Que raconte un tel enchâssement ? Que le cinéma français, ces temps-ci, habite son pays en traquant à tout prix son récit fondateur. Et qu’il furète en quête de signes prouvant l’existence d’un imaginaire romantique commun, quitte à emprunter des chemins balisés par le cinéma américain – un comble.
La Venue de l’avenir de Cédric Klapisch (2025).

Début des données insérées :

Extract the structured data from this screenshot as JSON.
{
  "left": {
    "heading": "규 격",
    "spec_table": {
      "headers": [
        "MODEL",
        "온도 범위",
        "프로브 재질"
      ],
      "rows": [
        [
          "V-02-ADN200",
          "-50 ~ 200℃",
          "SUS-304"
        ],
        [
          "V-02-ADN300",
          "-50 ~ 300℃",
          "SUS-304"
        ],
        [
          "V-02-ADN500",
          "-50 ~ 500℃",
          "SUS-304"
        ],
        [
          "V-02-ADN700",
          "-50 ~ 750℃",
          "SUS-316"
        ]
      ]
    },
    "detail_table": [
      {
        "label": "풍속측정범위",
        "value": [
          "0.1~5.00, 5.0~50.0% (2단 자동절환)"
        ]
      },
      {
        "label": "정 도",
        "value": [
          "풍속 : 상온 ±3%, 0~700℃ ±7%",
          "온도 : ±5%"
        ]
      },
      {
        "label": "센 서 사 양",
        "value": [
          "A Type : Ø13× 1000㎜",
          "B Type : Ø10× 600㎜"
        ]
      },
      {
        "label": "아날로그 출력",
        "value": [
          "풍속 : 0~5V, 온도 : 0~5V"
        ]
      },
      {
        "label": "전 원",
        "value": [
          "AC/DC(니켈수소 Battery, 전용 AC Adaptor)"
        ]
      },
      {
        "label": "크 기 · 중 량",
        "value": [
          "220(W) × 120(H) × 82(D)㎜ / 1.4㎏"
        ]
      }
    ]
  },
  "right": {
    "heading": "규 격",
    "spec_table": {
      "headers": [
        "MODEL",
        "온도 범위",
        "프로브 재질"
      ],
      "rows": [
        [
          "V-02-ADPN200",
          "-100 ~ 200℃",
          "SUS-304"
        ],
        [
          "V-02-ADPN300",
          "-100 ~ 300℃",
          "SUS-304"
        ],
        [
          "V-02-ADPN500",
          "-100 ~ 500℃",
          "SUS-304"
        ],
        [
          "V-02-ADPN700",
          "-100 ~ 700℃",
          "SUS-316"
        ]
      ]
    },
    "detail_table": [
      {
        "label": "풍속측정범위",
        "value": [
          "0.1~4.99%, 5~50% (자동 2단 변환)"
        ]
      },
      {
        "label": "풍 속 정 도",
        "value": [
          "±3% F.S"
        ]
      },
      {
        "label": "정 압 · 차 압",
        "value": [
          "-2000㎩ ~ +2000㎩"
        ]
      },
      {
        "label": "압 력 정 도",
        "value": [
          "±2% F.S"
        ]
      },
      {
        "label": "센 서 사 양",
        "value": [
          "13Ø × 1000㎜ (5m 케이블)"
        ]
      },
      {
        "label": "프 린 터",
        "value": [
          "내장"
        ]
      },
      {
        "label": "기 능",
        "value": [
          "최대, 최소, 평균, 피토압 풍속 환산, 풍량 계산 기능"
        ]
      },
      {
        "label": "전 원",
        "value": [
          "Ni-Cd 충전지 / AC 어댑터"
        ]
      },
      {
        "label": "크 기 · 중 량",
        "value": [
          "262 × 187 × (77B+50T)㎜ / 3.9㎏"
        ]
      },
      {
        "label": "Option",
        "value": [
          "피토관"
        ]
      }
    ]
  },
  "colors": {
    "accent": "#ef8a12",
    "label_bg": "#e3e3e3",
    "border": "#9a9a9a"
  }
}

Le transfuge, ce copain d’avant
Si Adèle débarque dans la capitale, à l’assaut d’un prétendu French dream situé dans les beaux-arts, d’autres personnages font le trajet inverse. Ceux-là pullulent comme autant de variations autour d’une figure chérie de la fiction littéraire et cinématographique française des années 2020, le transfuge de classe. Il s’agit alors de retours au bercail de Paris vers la province. Mais les films concernés finissent par chercher la même chose que La Venue de l’avenir, un ressourcement, un point d’ancrage dans une France sans qualités (ni urbaine, ni banlieusarde, ni tout à fait agraire), en vue de poser la question : qu’est-ce qui nous fait tenir debout en tant que peuple ? S’ils évitent les réponses identitaires, tous brandissent l’art (la peinture donc, mais aussi et surtout la musique) afin d’exalter quelque chose comme un liant national oublié, dont le lyrisme serait la clef ; cette exaltation-là s’exprime en s’écartant du naturalisme, et en usant d’artifices aussi nettement assumés que franchement lénifiants. « Pourquoi filme-t-on essentiellement le peuple à travers le naturalisme ? », demandait Marcos Uzal dans nos pages, déplorant que « les personnages issus des milieux populaires aient si peu droit au romanesque, à l’imaginaire, au désir » (Cahiers no 784).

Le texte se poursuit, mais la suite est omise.